Trinity Mirror Says Sorry For "Unacceptable" Phone Hacking

    Trinity Mirror, owner of Mirror Group Newspapers, said sorry to "all its victims of phone hacking".

    The publisher of the Daily Mirror has apologised to "all its victims of phone hacking" and said the total cost of compensation claims and legal fees will reach £12 million.

    In an article published online Friday morning, and set to appear in the Mirror newspapers this weekend, Trinity Mirror says:

    Trinity Mirror, owner of the Daily Mirror, Sunday Mirror and Sunday People, today apologises publicly to all its victims of phone hacking.

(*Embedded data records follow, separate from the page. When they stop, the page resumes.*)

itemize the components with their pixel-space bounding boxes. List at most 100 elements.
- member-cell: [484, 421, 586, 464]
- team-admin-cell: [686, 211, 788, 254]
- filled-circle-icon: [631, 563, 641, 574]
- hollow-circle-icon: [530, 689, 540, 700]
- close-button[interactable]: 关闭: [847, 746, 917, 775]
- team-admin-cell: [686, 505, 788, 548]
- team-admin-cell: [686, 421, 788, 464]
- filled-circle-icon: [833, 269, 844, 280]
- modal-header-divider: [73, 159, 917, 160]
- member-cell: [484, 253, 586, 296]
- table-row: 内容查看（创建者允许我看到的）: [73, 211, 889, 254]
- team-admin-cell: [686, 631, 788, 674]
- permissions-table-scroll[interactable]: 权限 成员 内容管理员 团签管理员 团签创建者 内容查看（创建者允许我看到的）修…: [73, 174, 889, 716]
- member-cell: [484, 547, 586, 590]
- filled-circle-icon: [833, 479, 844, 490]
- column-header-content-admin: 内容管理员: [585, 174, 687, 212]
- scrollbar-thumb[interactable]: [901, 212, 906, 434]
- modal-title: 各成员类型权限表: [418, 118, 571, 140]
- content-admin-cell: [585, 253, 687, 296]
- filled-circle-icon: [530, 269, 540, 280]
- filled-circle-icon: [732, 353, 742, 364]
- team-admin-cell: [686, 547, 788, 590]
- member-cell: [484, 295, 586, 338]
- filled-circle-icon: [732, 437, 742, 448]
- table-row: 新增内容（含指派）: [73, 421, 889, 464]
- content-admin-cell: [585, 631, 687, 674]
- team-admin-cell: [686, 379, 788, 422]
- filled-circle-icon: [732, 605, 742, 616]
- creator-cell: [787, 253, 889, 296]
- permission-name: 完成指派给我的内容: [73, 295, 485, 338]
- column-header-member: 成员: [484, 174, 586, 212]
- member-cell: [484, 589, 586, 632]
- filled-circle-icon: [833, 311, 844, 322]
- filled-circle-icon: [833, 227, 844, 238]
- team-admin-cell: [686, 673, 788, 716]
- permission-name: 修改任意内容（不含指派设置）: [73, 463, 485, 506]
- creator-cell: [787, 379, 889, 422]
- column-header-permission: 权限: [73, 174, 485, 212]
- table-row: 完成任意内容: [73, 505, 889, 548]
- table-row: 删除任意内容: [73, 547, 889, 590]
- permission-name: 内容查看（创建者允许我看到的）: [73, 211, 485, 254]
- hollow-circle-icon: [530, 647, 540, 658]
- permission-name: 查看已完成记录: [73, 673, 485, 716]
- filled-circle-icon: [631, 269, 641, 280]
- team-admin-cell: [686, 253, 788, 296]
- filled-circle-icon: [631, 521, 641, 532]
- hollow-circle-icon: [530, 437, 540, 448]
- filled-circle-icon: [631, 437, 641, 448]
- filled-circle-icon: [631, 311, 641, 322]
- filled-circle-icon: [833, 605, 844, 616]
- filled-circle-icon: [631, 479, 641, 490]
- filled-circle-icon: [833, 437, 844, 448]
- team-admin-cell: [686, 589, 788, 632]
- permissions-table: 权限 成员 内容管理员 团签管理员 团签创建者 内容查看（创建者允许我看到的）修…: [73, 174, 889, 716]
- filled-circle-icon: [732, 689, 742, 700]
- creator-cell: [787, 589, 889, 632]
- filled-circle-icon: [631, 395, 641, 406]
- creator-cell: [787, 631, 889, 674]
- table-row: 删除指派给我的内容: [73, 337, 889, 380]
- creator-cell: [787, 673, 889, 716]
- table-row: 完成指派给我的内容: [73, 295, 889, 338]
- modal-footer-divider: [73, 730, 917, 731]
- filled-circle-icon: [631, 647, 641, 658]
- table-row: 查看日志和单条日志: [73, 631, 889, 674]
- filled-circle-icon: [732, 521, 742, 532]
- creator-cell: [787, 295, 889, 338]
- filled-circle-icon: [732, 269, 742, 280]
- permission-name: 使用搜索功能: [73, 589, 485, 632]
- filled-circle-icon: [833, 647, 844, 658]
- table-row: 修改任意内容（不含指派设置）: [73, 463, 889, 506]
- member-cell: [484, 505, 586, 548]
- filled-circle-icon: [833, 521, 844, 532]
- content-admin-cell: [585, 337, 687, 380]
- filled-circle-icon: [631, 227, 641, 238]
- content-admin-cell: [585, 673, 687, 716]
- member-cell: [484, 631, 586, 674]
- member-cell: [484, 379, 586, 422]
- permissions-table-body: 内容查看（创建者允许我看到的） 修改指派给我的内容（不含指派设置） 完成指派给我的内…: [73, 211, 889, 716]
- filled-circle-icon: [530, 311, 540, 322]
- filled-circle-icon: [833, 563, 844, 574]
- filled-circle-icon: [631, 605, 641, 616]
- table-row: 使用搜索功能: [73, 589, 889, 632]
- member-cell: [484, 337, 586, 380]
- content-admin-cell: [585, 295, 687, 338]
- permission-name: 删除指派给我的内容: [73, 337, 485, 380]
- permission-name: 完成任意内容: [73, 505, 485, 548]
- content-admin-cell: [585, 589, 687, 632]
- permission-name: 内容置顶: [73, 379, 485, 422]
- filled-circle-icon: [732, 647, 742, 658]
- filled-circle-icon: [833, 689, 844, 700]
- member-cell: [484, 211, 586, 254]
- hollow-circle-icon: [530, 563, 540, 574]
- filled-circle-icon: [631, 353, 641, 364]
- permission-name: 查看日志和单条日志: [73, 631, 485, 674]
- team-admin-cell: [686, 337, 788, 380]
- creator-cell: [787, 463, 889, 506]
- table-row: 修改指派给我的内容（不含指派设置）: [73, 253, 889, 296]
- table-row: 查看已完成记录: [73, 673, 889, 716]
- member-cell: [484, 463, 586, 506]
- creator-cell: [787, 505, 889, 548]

    Some years ago voice-mails left on certain people's phones were unlawfully accessed. And in many cases the information obtained was used in stories in our national newspapers.

    Such behaviour represented an unwarranted and unacceptable intrusion into people's private lives.

    It was unlawful and should never have happened, and fell far below the standards our readers expect and deserve.

    We are taking this opportunity to give every victim a sincere and unreserved apology for what happened.

    We recognise that our actions will have caused them distress for which we are truly sorry.

    Our newspapers have a long and proud history of holding those in power to account. As such, it is only right we are held to account ourselves.

    Such behaviour has long since been banished from Trinity Mirror's business and we are committed to ensuring it will not happen again.

    Trinity had previously denied allegations of phone hacking, with former CEO Sly Bailey telling the Leveson Inquiry in 2012: "We have only seen unsubstantiated allegations and I have seen no evidence of illegal phone hacking."

    But last summer the company admitted that its journalists had hacked the phones of four people, including BBC exec Alan Yentob and actor Shane Ritchie, and that it had settled six other cases relating to the voicemails of celebrities including former England football manager Sven-Goran Eriksson.

    This was the first time the company admitted phone hacking took place among its staff and came weeks after the culmination of the long-running trial of senior News International journalists and executives at which Andy Coulson, former editor of the News of the World, was sentenced to 18 months in jail.

    At that point Trinity told its shareholders the cost of paying victims' compensation and legal fees would only be £4 million.

    But in a trading update to the City today, the company admitted that number had ballooned to £12 million, and that new cases could emerge:

    As the process of dealing with the civil claims has progressed, it has become evident that the cost of resolving these claims will be higher than previously envisaged.

    Therefore, at the full year the Company will increase the provision charged for dealing with and resolving civil claims, announced in its Interim Statement, by £8 million to £12 million. Inevitably there remains some uncertainty as to how matters will progress and whether or not new allegations or claims will emerge and their possible financial impact.

    Unlike News UK (formerly News International), a privately owned company controlled by Rupert Murdoch's News Corporation, Trinity is a public company and has had to explain all this to its shareholders.

    Trinity, which also publishes local and regional papers, said today it expected to report profits and earnings for per share "marginally ahead" of analyst forecasts for the year to 28 December 2014 at its full-year results in March.